A maior ansiedade em relação à economia da China no próximo ano é a mesma de cada um dos últimos dois anos: o que acontecerá na quebra do mercado imobiliário do país? As casas existentes já estão sendo vendidas por cerca de um quinto menos do que no pico do verão de 2021, e é nesse momento que os compradores podem ser encontrados. O ritmo das transações diminuiu.
Os efeitos mais acentuados dos problemas imobiliários foram sentidos nas lutas dos promotores para angariar dinheiro e iniciar novos projectos. Os investidores temem que, à medida que os incorporadores concluam os trabalhos nos apartamentos anteriormente prometidos nos próximos meses, o volume de construção possa cair drasticamente.
Tao Wang, economista-chefe para a China do banco suíço UBS, disse que a longa queda na atividade de construção não terminou, embora seja improvável que a atividade caia. Ela acrescentou que “há o risco de os preços da habitação caírem mais e de a confiança das famílias ser mais prejudicada”.
O sistema bancário controlado pelo Estado da China mudou rapidamente as suas prioridades no ano passado. Poucos empréstimos estão sendo concedidos a incorporadores imobiliários e compradores de casas. Em vez disso, os empréstimos a empresas industriais para a construção de fábricas dispararam.
O investimento industrial aumentou 6,5% no ano passado, enquanto o desenvolvimento imobiliário caiu 9,6%, informou o governo na quarta-feira.
Grande parte do aumento da produção industrial está sendo vendida no exterior. O excedente comercial da China em bens manufaturados equivale a cerca de 10% da produção económica do país. As exportações caíram no ano passado em termos de dólares porque a moeda da China enfraqueceu consideravelmente, embora tenham voltado a subir desde Novembro e possam subir ainda mais. Os varejistas multinacionais estão encerrando a venda do excesso de estoques acumulados no final da pandemia e começaram a fazer novos pedidos.

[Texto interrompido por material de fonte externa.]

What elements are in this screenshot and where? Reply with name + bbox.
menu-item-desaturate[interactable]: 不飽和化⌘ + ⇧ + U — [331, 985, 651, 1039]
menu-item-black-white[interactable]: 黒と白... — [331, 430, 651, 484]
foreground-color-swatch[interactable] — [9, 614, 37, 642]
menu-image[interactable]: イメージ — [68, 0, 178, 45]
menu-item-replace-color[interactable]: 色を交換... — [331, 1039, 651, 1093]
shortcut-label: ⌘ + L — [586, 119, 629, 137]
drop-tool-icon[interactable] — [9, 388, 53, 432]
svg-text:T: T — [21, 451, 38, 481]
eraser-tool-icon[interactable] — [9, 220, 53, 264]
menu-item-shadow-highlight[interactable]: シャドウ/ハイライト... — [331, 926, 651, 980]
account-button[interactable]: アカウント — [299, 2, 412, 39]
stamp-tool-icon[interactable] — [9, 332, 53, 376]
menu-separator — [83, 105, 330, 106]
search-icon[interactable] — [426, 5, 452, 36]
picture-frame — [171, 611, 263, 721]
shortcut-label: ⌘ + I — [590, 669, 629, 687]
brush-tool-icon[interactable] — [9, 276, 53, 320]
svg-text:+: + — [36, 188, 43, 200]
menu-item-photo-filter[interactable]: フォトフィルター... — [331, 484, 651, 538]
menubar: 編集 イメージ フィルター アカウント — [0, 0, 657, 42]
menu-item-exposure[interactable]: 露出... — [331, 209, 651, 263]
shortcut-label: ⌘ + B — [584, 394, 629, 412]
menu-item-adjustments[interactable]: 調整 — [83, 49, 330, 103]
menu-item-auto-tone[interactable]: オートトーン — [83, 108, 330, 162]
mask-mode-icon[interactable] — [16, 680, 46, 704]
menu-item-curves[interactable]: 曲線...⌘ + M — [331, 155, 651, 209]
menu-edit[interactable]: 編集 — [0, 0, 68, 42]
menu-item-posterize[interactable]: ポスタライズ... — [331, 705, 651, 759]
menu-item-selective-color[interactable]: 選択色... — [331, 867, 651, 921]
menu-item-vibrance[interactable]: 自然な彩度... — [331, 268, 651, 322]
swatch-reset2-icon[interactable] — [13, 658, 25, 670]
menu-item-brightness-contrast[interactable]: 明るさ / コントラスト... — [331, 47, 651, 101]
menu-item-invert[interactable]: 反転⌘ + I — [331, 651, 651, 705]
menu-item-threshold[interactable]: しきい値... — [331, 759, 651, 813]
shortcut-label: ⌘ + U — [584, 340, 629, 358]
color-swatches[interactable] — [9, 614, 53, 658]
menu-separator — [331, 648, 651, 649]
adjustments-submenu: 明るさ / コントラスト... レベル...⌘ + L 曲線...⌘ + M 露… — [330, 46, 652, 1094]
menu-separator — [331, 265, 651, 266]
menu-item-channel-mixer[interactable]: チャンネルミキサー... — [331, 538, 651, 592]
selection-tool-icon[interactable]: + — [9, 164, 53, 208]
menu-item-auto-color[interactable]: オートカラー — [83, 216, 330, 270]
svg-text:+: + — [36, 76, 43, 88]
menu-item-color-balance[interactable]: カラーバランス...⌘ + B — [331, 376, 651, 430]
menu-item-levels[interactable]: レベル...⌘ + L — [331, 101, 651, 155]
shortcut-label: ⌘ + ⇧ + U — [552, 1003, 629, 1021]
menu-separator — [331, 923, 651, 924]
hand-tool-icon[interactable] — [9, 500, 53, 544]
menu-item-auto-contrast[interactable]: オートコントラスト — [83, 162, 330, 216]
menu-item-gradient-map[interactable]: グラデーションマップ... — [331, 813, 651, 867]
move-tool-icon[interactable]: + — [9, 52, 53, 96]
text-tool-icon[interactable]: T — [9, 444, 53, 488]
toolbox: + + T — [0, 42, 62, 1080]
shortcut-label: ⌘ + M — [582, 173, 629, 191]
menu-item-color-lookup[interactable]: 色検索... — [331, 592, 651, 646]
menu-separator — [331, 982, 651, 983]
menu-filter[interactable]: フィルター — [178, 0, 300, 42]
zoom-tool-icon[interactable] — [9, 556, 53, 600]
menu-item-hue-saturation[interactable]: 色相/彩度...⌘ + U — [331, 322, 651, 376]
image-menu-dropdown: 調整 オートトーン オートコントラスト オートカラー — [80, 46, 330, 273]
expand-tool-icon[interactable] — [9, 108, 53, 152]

“As exportações da China provavelmente explodirão para cima”, disse Hayden Briscoe, estrategista sênior de gestão de ativos do UBS.
Por toda a China, fábricas de automóveis estão sendo construídas freneticamente. As exportações de veículos aumentaram 58% no ano passado e a China ultrapassou o Japão para se tornar o maior exportador mundial de automóveis.
A questão agora é como convencer as famílias chinesas a deixarem de depositar grande parte dos seus rendimentos em contas bancárias e a começarem a gastar novamente. “Lidar com um excesso crónico de poupança pode ser o desafio macroeconómico que definirá a China para a próxima década”, afirmou Summers.